Marilyn Shrude

The music of composer Marilyn Shrude is characterized by its warmth and lyricism, rich timbre, multi-layered constructions, and complex blend of tonality and atonality. The result is a bright, shimmering and delicately wrought sound world that is at once both powerful and fragile. Her concentration on color and the natural resonance of spaces, as well as her strong background in Pre-Vatican II liturgical music, give the music its linear, spiritual, and quasi-improvisational qualities.
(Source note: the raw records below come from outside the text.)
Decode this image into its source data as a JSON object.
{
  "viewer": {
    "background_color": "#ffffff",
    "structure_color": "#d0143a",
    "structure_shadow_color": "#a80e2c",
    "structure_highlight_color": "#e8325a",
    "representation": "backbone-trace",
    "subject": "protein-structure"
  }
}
Shrude received degrees from Alverno College and Northwestern University, where she studied with Alan Stout and M. William Karlins. Among her more prestigious honors are those from the Guggenheim Foundation (2011 Fellow), American Academy of Arts and Letters, Rockefeller Foundation, Chamber Music America/ASCAP, Meet the Composer, Sorel Foundation (Medallion Winner for Choral Music 2011), and the National Endowment for the Arts. She was the first woman to receive the Kennedy Center Friedheim Award for Orchestral Music (1984) and the Cleveland Arts Prize for Music (1998). Her work for saxophone and piano, Renewing the Myth, was the required piece for the 150 participants of the third International Adolphe Sax Concours in Belgium (2002).

Active as a composer, pianist, teacher, and contemporary music advocate, Shrude has consistently promoted American music through her many years as founder and director of the MidAmerican Center for Contemporary Music (1987-99) and as chair of the Department of Musicology/Composition/Theory at Bowling Green State University (1998-2011). She joined the faculty of BGSU in 1977, has served as Visiting Professor of Music at Indiana University, Oberlin Conservatory and Heidelberg College, and was a faculty member and chair of the Composition and Theory Department at the Interlochen Arts Camp (1990-97). She has received four Dean’s Awards for Service and for the Promotion of Contemporary Music on the Campus of BGSU (1994, 1999, 2005, 2011) and a 2008 BGSU Chair/Director Leadership Award. In 2001 she was named a Distinguished Artist Professor of Music. Together with saxophonist, John Sampen, she has premiered, recorded and presented hundreds of works by living composers both in the United States and abroad.

Future composition projects include chamber works for the Walla Walla Chamber Music Festival, Brave New Works, the XVI World Saxophone Congress, a concerto for violin and orchestra, and several recording projects.